Hong Kong’s protests are damping real estate activity, spurring speculation of a long-overdue tumble in the city’s notoriously expensive housing market. Prices are likely to prove more resilient than some expect.
Home transactions have dropped by more than half from this year’s peak in May, before the unrest began, to 3,447 in September and 4,001 last month, figures from the Hong Kong Land Registry show. While the series is volatile, that’s about a fifth below the average number of monthly sales in the past five years. Amid worsening violence in November, the number of transactions in 15 housing estates tracked by Midland Realty International Ltd. slumped 78% last weekend from a month earlier.
With tear gas and transport disruptions an almost daily occurrence across multiple districts, it’s hardly surprising that potential home buyers have been deterred from viewing apartments. Yet a widely followed index of prices compiled by Centaline Property Agency Ltd. has slipped only 4.4% from its high in June. The gauge has actually risen in past two weeks.
Three key factors combine to mitigate against a crash in what is regularly ranked as the world’s least affordable housing market: low interest rates, inadequate supply, and high levels of equity.

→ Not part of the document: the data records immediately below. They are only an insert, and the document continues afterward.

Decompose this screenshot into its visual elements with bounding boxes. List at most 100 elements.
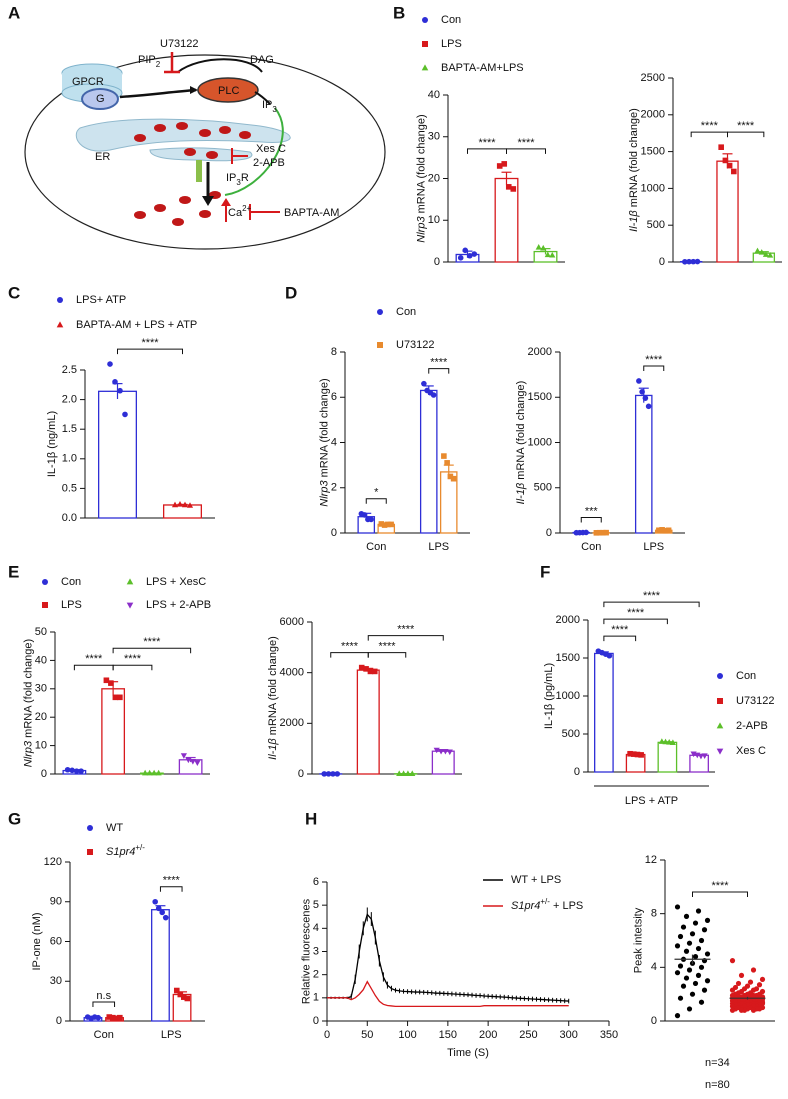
data-point xyxy=(334,771,341,777)
significance-bracket xyxy=(690,131,728,138)
legend-label: LPS + XesC xyxy=(146,576,206,588)
data-point xyxy=(750,967,757,973)
data-point xyxy=(603,529,609,536)
bar xyxy=(98,390,138,519)
data-point xyxy=(78,768,84,774)
data-point xyxy=(658,738,665,744)
data-point xyxy=(583,529,589,536)
ip3r xyxy=(196,160,202,182)
significance-label: **** xyxy=(378,641,396,653)
y-tick-label: 1.0 xyxy=(62,453,77,465)
data-point xyxy=(113,1015,120,1022)
er xyxy=(149,147,253,162)
data-point xyxy=(674,970,681,976)
significance-bracket xyxy=(692,891,748,897)
panel-label: D xyxy=(285,283,297,302)
legend-label: Con xyxy=(61,576,81,588)
significance-bracket xyxy=(603,601,700,608)
data-point xyxy=(680,983,687,989)
data-point xyxy=(450,475,457,482)
diagram-label: U73122 xyxy=(160,38,199,50)
data-point xyxy=(674,904,681,910)
bar xyxy=(356,669,380,775)
y-tick-label: 1500 xyxy=(556,652,580,664)
diagram-label: G xyxy=(96,93,105,105)
panel-label: E xyxy=(8,562,19,581)
legend-label: BAPTA-AM+LPS xyxy=(441,62,524,74)
legend-marker xyxy=(422,17,428,23)
data-point xyxy=(692,954,699,960)
y-tick-label: 8 xyxy=(651,908,657,920)
legend-marker xyxy=(126,578,134,585)
significance-bracket xyxy=(92,1001,116,1008)
y-tick-label: 20 xyxy=(428,172,440,184)
data-point xyxy=(106,1014,113,1020)
text-part: mRNA (fold change) xyxy=(319,378,331,480)
data-point xyxy=(361,512,368,518)
data-point xyxy=(162,914,169,921)
y-tick-label: 2000 xyxy=(528,346,552,358)
text-part: 3 xyxy=(236,178,241,187)
significance-bracket xyxy=(367,635,444,641)
diagram-label: IP3R xyxy=(226,172,249,187)
legend-marker xyxy=(57,297,63,303)
arrowhead xyxy=(202,196,214,206)
data-point xyxy=(680,924,687,930)
data-point xyxy=(677,963,684,969)
y-tick-label: 1500 xyxy=(528,391,552,403)
text-part: PLC xyxy=(218,85,239,97)
data-point xyxy=(159,909,166,916)
data-point xyxy=(686,258,692,265)
data-point xyxy=(155,769,162,776)
significance-label: **** xyxy=(141,337,159,349)
data-point xyxy=(738,1007,745,1013)
text-part: Ca xyxy=(228,207,243,219)
data-point xyxy=(112,694,119,701)
text-part: IP-one (nM) xyxy=(31,912,43,970)
data-point xyxy=(388,521,394,528)
y-tick-label: 2 xyxy=(313,969,319,981)
panel-label: H xyxy=(305,809,317,828)
legend-label: WT xyxy=(106,822,123,834)
significance-label: **** xyxy=(611,624,629,636)
data-point xyxy=(176,501,184,507)
data-point xyxy=(64,766,71,773)
text-part: 2-APB xyxy=(253,157,285,169)
x-tick-label: LPS xyxy=(161,1029,182,1041)
legend-marker xyxy=(377,342,383,348)
data-point xyxy=(367,668,374,675)
y-tick-label: 4 xyxy=(331,436,337,448)
significance-bracket xyxy=(117,348,183,355)
y-tick-label: 50 xyxy=(35,626,47,638)
significance-label: * xyxy=(374,487,379,499)
y-axis-label: Peak intetsity xyxy=(632,907,644,973)
text-part: Relative fluorescenes xyxy=(301,898,313,1004)
y-tick-label: 1500 xyxy=(641,146,665,158)
y-tick-label: 0 xyxy=(546,527,552,539)
significance-bracket xyxy=(428,368,450,374)
data-point xyxy=(496,163,503,169)
significance-label: **** xyxy=(517,137,535,149)
data-point xyxy=(596,529,603,536)
data-point xyxy=(540,244,547,251)
diagram-label: DAG xyxy=(250,54,274,66)
data-point xyxy=(444,460,450,466)
significance-label: **** xyxy=(143,636,161,648)
text-part: Peak intetsity xyxy=(632,907,644,973)
legend-marker xyxy=(87,825,93,831)
g-protein xyxy=(81,88,119,110)
y-tick-label: 90 xyxy=(50,896,62,908)
data-point xyxy=(396,770,403,776)
data-point xyxy=(186,502,194,508)
data-point xyxy=(112,379,118,385)
data-point xyxy=(692,920,699,926)
data-point xyxy=(117,1014,123,1021)
panel-label: C xyxy=(8,283,20,302)
data-point xyxy=(155,905,162,912)
data-point xyxy=(689,991,696,997)
data-point xyxy=(606,652,613,659)
data-point xyxy=(662,527,669,534)
legend-label: BAPTA-AM + LPS + ATP xyxy=(76,319,197,331)
y-tick-label: 10 xyxy=(428,214,440,226)
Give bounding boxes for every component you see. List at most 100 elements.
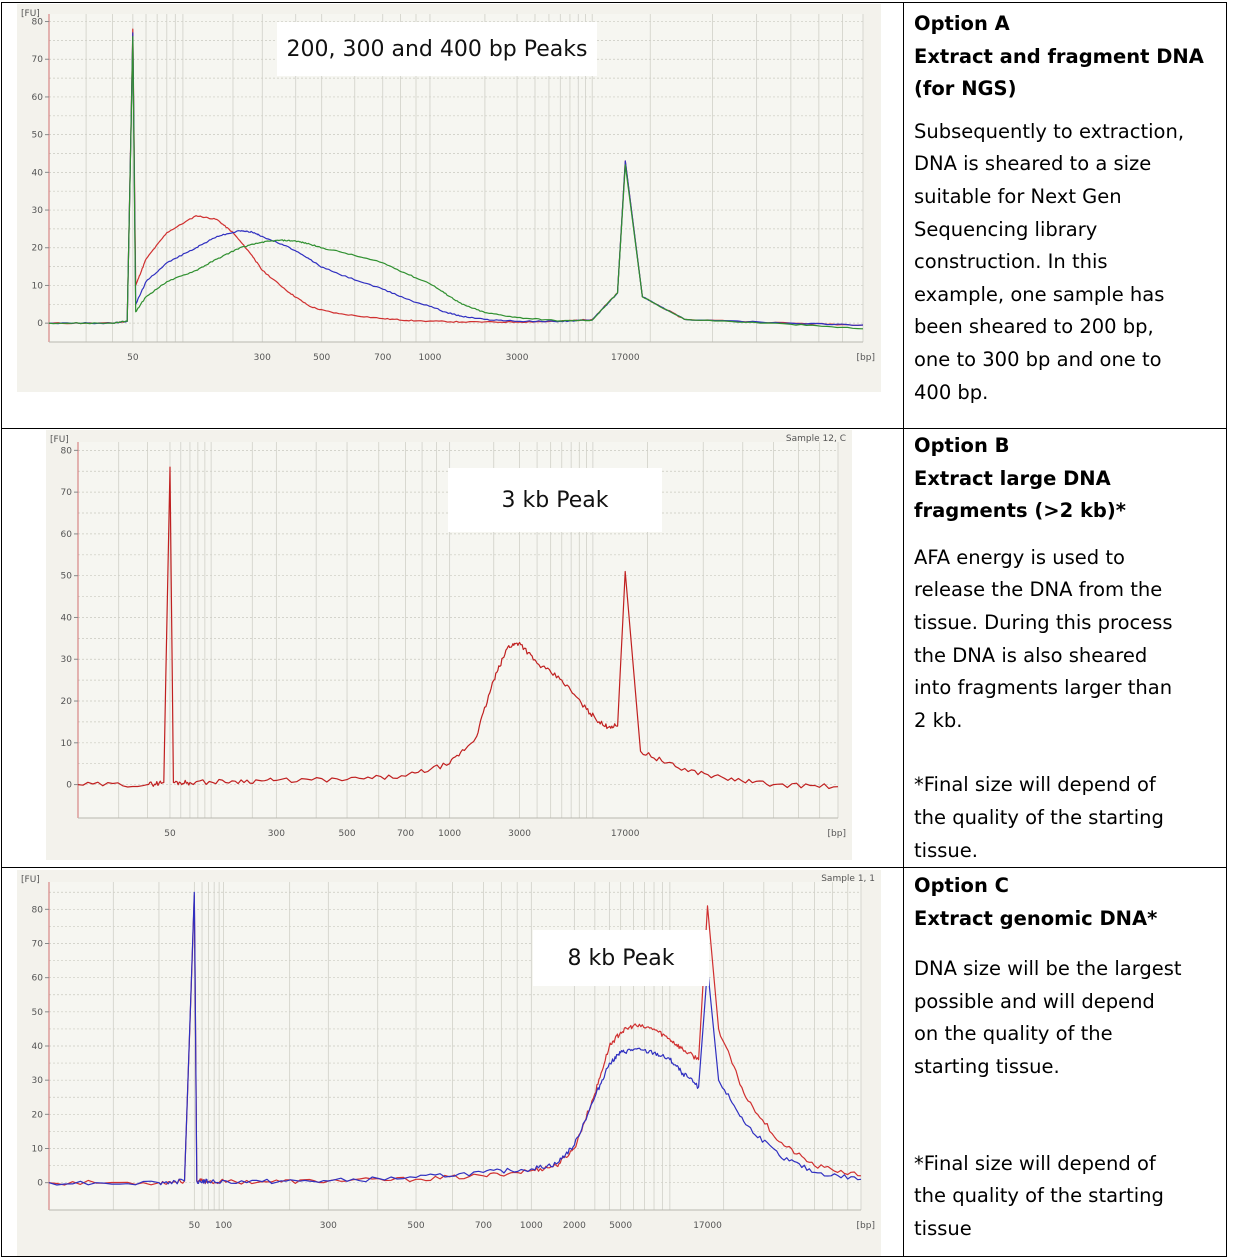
option-a-heading-line: (for NGS) bbox=[914, 77, 1017, 101]
y-tick-label: 60 bbox=[61, 530, 73, 540]
option-b-body-line: 2 kb. bbox=[914, 708, 963, 732]
option-a-heading: Option A Extract and fragment DNA (for N… bbox=[914, 8, 1220, 106]
y-tick-label: 50 bbox=[32, 1008, 44, 1018]
option-c-note-line: the quality of the starting bbox=[914, 1184, 1164, 1208]
option-b-heading-line: Extract large DNA bbox=[914, 466, 1111, 490]
x-tick-label: 3000 bbox=[506, 353, 529, 363]
option-b-body-line: release the DNA from the bbox=[914, 578, 1163, 602]
x-tick-label: 700 bbox=[475, 1221, 492, 1231]
option-c-heading: Option C Extract genomic DNA* bbox=[914, 870, 1220, 935]
option-c-body: DNA size will be the largest possible an… bbox=[914, 953, 1220, 1083]
chart-c: 0 10 20 30 40 50 60 70 80 [FU] [bp] Sample 1, 1 50 10… bbox=[17, 870, 881, 1256]
y-tick-label: 10 bbox=[32, 281, 44, 291]
chart-c-title: 8 kb Peak bbox=[533, 930, 709, 986]
option-a-heading-line: Option A bbox=[914, 12, 1010, 35]
y-tick-label: 40 bbox=[32, 1042, 44, 1052]
option-a-body-line: suitable for Next Gen bbox=[914, 184, 1122, 208]
x-tick-label: 2000 bbox=[563, 1221, 586, 1231]
y-tick-label: 10 bbox=[61, 739, 73, 749]
x-tick-label: 700 bbox=[397, 829, 414, 839]
y-tick-label: 20 bbox=[61, 697, 73, 707]
y-tick-label: 0 bbox=[37, 319, 43, 329]
option-c-note-line: tissue bbox=[914, 1216, 972, 1240]
series-line-2 bbox=[48, 891, 862, 1186]
option-b-body-line: AFA energy is used to bbox=[914, 545, 1125, 569]
option-b-note-line: *Final size will depend of bbox=[914, 773, 1156, 797]
y-tick-label: 70 bbox=[61, 488, 73, 498]
option-a-body: Subsequently to extraction, DNA is shear… bbox=[914, 116, 1220, 409]
y-tick-label: 80 bbox=[32, 905, 44, 915]
x-tick-label: 5000 bbox=[609, 1221, 632, 1231]
x-tick-label: 300 bbox=[254, 353, 271, 363]
x-tick-label: 50 bbox=[164, 829, 176, 839]
y-tick-label: 10 bbox=[32, 1145, 44, 1155]
y-tick-label: 70 bbox=[32, 55, 44, 65]
option-c-note-line: *Final size will depend of bbox=[914, 1151, 1156, 1175]
series-line-1 bbox=[77, 466, 839, 790]
option-c-heading-line: Option C bbox=[914, 874, 1009, 897]
option-b-body: AFA energy is used to release the DNA fr… bbox=[914, 542, 1220, 738]
y-tick-label: 60 bbox=[32, 93, 44, 103]
option-b-body-line: the DNA is also sheared bbox=[914, 643, 1148, 667]
option-c-note: *Final size will depend of the quality o… bbox=[914, 1148, 1220, 1246]
x-tick-label: 50 bbox=[127, 353, 139, 363]
x-tick-label: 500 bbox=[313, 353, 330, 363]
x-tick-label: 300 bbox=[268, 829, 285, 839]
option-c-heading-line: Extract genomic DNA* bbox=[914, 906, 1158, 930]
option-b-heading: Option B Extract large DNA fragments (>2… bbox=[914, 430, 1220, 528]
option-c-body-line: starting tissue. bbox=[914, 1054, 1060, 1078]
x-axis-label: [bp] bbox=[857, 353, 875, 363]
chart-b-title: 3 kb Peak bbox=[448, 468, 662, 532]
x-tick-label: 300 bbox=[320, 1221, 337, 1231]
x-tick-label: 17000 bbox=[693, 1221, 722, 1231]
x-tick-label: 500 bbox=[338, 829, 355, 839]
chart-c-plot: 0 10 20 30 40 50 60 70 80 [FU] [bp] Sample 1, 1 50 10… bbox=[17, 870, 881, 1256]
option-a-text: Option A Extract and fragment DNA (for N… bbox=[914, 8, 1220, 409]
y-tick-label: 30 bbox=[61, 655, 73, 665]
y-tick-label: 0 bbox=[66, 781, 72, 791]
option-a-body-line: DNA is sheared to a size bbox=[914, 152, 1152, 176]
y-tick-label: 0 bbox=[37, 1179, 43, 1189]
y-tick-label: 70 bbox=[32, 940, 44, 950]
x-axis-label: [bp] bbox=[857, 1221, 875, 1231]
x-tick-label: 1000 bbox=[418, 353, 441, 363]
option-c-body-line: DNA size will be the largest bbox=[914, 957, 1182, 981]
series-line-1 bbox=[48, 895, 862, 1186]
chart-b: 0 10 20 30 40 50 60 70 80 [FU] [bp] Sample 12, C 50 3… bbox=[46, 430, 852, 860]
x-tick-label: 500 bbox=[407, 1221, 424, 1231]
option-a-body-line: 400 bp. bbox=[914, 380, 989, 404]
option-b-note: *Final size will depend of the quality o… bbox=[914, 769, 1220, 867]
y-tick-label: 60 bbox=[32, 974, 44, 984]
y-axis-label: [FU] bbox=[21, 9, 40, 19]
option-a-body-line: one to 300 bp and one to bbox=[914, 347, 1162, 371]
option-b-heading-line: fragments (>2 kb)* bbox=[914, 499, 1127, 523]
option-b-heading-line: Option B bbox=[914, 434, 1010, 457]
option-c-body-line: on the quality of the bbox=[914, 1022, 1113, 1046]
x-tick-label: 100 bbox=[215, 1221, 232, 1231]
option-b-body-line: tissue. During this process bbox=[914, 610, 1173, 634]
y-tick-label: 30 bbox=[32, 206, 44, 216]
x-tick-label: 50 bbox=[189, 1221, 201, 1231]
chart-a-title: 200, 300 and 400 bp Peaks bbox=[277, 22, 597, 76]
x-tick-label: 17000 bbox=[611, 353, 640, 363]
y-tick-label: 50 bbox=[61, 572, 73, 582]
option-b-note-line: the quality of the starting bbox=[914, 805, 1164, 829]
sample-label: Sample 1, 1 bbox=[821, 874, 875, 884]
option-c-text: Option C Extract genomic DNA* DNA size w… bbox=[914, 870, 1220, 1245]
option-a-body-line: Sequencing library bbox=[914, 217, 1098, 241]
x-axis-label: [bp] bbox=[828, 829, 846, 839]
x-tick-label: 1000 bbox=[438, 829, 461, 839]
option-b-body-line: into fragments larger than bbox=[914, 676, 1173, 700]
x-tick-label: 700 bbox=[374, 353, 391, 363]
y-tick-label: 80 bbox=[32, 18, 44, 28]
x-tick-label: 1000 bbox=[520, 1221, 543, 1231]
y-axis-label: [FU] bbox=[50, 435, 69, 445]
option-a-body-line: construction. In this bbox=[914, 250, 1108, 274]
option-b-note-line: tissue. bbox=[914, 838, 978, 862]
y-tick-label: 50 bbox=[32, 131, 44, 141]
y-tick-label: 40 bbox=[61, 613, 73, 623]
y-tick-label: 20 bbox=[32, 244, 44, 254]
chart-b-plot: 0 10 20 30 40 50 60 70 80[FU] [bp] Sample 12, C 50 3… bbox=[46, 430, 852, 860]
y-axis-label: [FU] bbox=[21, 875, 40, 885]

Financing remains cheap. Hong Kong’s one-month interbank rate, against which most mortgages are priced, has risen sharply in November, to 2.53% from an average of 1.72% in October. That’s still relatively low on a longer-term perspective, though. One-month Hibor was above 5% in 2007 and peaked at more than 20% in 1998 during the Asian financial crisis, when property prices crashed.
Moreover, many mortgages have a cap that’s determined by banks’ prime lending rates. HSBC Holdings Plc, the city’s biggest bank, reduced its prime rate last month for the first time in 11 years, by 12.5 basis points to 5%. That followed a cut in the Hong Kong Monetary Authority’s base rate. Hong Kong interest rates track those in the US because of the local currency’s peg to the dollar; the Federal Reserve has lowered its target three times since July.
Meanwhile, supply remains constrained. Hong Kong Chief Executive Carrie Lam has announced programs to boost construction of public housing, but these won’t bear fruit for years. Hong Kong has a 10-year supply target of 450,000 homes. Even if achieved, that goal is 10% less than projected demand, according to Bloomberg intelligence analyst.
The third pillar of support is relatively low leverage. Hong Kong home buyers have been forced to finance purchases with an increasing amount of equity as prices have climbed. The loan-to-value ratio for new mortgages dropped to 46% in September, from a peak of 69% in 2002, according to data from the Hong Kong Monetary Authority.
While low leverage won’t prevent prices from falling, it makes it harder for home owners to fall into negative equity and limits the risk of a self-perpetuating downward spiral of selling. Higher down payments make speculation more expensive and encourage owners to hang on to their real estate even in bad times.